Seeing the Light

I have a bit of a tendency toward thinking about the morbid. As I type this, my black lacquered nails tap the keys furiously.

This morning I found out that a friend is in very critical condition. I’m thinking about death and about losing two legs and how the unconscious self recognizes the shearing off of self.

This all started with reading Stephen Mitchell’s translation of Rilke’s “Requiem for a Friend”. Upon reading this poem for the first time, I felt such a deep resonance with its direct addresses, its wanting to speak of the usually unspeakable. There is an intimacy and childlike pleading that occurs within its confines that plucks me like a string. Its beauty is tragic in a loss that feels without bottom. I am taking my time re-reading it and want to invest the time to get into the poet’s perspective of life after several months of not having that person in it. What does the five month mark look like? The 12 year mark?

As my father put it so eloquently, you get to a point where death is seen as a positive option. When you’re young, there is an interesting dichotomy of reckless immortality mingled with the delicacy of not being fully formed yet. You think or know you will get a chance to experience everything that is ours to enjoy before the final closing of the eyes. You think.

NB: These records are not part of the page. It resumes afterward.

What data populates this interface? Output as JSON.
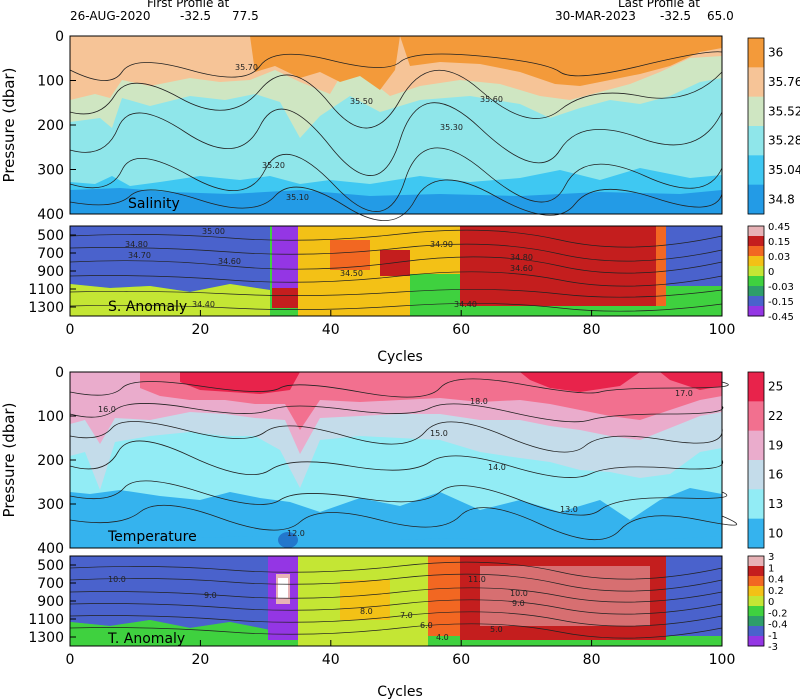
{
  "header": {
    "first_title": "First Profile at",
    "first_date": "26-AUG-2020",
    "first_lat": "-32.5",
    "first_lon": "77.5",
    "last_title": "Last Profile at",
    "last_date": "30-MAR-2023",
    "last_lat": "-32.5",
    "last_lon": "65.0"
  },
  "chart_data": [
    {
      "type": "heatmap",
      "panel_label": "Salinity",
      "ylabel": "Pressure (dbar)",
      "xlim": [
        0,
        100
      ],
      "ylim": [
        400,
        0
      ],
      "y_ticks": [
        "0",
        "100",
        "200",
        "300",
        "400"
      ],
      "colorbar": {
        "ticks": [
          "36",
          "35.76",
          "35.52",
          "35.28",
          "35.04",
          "34.8"
        ],
        "colors": [
          "#f39a3a",
          "#f6c497",
          "#cfe6c2",
          "#8fe6ea",
          "#3fc8f2",
          "#239be6"
        ]
      },
      "contour_labels": [
        "35.70",
        "35.60",
        "35.50",
        "35.30",
        "35.20",
        "35.10"
      ]
    },
    {
      "type": "heatmap",
      "panel_label": "S. Anomaly",
      "xlim": [
        0,
        100
      ],
      "ylim": [
        1400,
        400
      ],
      "y_ticks": [
        "500",
        "700",
        "900",
        "1100",
        "1300"
      ],
      "colorbar": {
        "ticks": [
          "0.45",
          "0.15",
          "0.03",
          "0",
          "-0.03",
          "-0.15",
          "-0.45"
        ],
        "colors": [
          "#e7b2b6",
          "#c41e1e",
          "#f26722",
          "#f3c116",
          "#c4e634",
          "#3fd13f",
          "#2e9d6b",
          "#4a62cc",
          "#9436e4"
        ]
      },
      "contour_labels": [
        "35.00",
        "34.80",
        "34.70",
        "34.60",
        "34.50",
        "34.40",
        "34.90"
      ]
    },
    {
      "type": "heatmap",
      "panel_label": "Temperature",
      "ylabel": "Pressure (dbar)",
      "xlim": [
        0,
        100
      ],
      "ylim": [
        400,
        0
      ],
      "y_ticks": [
        "0",
        "100",
        "200",
        "300",
        "400"
      ],
      "colorbar": {
        "ticks": [
          "25",
          "22",
          "19",
          "16",
          "13",
          "10"
        ],
        "colors": [
          "#e8234b",
          "#f2708f",
          "#eaaccc",
          "#c4dcea",
          "#92ecf5",
          "#35b3ee"
        ]
      },
      "contour_labels": [
        "16.0",
        "17.0",
        "18.0",
        "15.0",
        "14.0",
        "13.0",
        "12.0"
      ]
    },
    {
      "type": "heatmap",
      "panel_label": "T. Anomaly",
      "xlabel": "Cycles",
      "xlim": [
        0,
        100
      ],
      "ylim": [
        1400,
        400
      ],
      "y_ticks": [
        "500",
        "700",
        "900",
        "1100",
        "1300"
      ],
      "x_ticks": [
        "0",
        "20",
        "40",
        "60",
        "80",
        "100"
      ],
      "colorbar": {
        "ticks": [
          "3",
          "1",
          "0.4",
          "0.2",
          "0",
          "-0.2",
          "-0.4",
          "-1",
          "-3"
        ],
        "colors": [
          "#e7b2b6",
          "#c41e1e",
          "#f26722",
          "#f3c116",
          "#c4e634",
          "#3fd13f",
          "#2e9d6b",
          "#4a62cc",
          "#9436e4"
        ]
      },
      "contour_labels": [
        "10.0",
        "9.0",
        "8.0",
        "7.0",
        "6.0",
        "5.0",
        "4.0",
        "11.0"
      ]
    }
  ],
  "xlabel_top": "Cycles"
}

Poetry speaks to those unknowns; it blankets the chill of the uncertain by giving voice to the scary truths and possibilities that for some echo in the deepest chambers and for others are on the cusp of the line of vision, dictating how their steps play out.

This translates to how faith works itself out, for me personally. I have a quote by Lesslie Newbigin on my desk that drives it home for me:

“I do not want to suggest that faith is easy. There are black hours when faith seems to die, when illusions seem true and the truth seems an illusion. But I know that they will pass, not because I have a firm grasp of Him, but because He has His grip on me and I know that I cannot evade Him. He is the living Lord, who was dead and is alive forevermore and has the keys of death and hell. I believe in Him: I can do no other.”

And so the best that I can come up with is to live in the potential of the day. To drill down in the poetry we need to fully realize this life. Rilke included.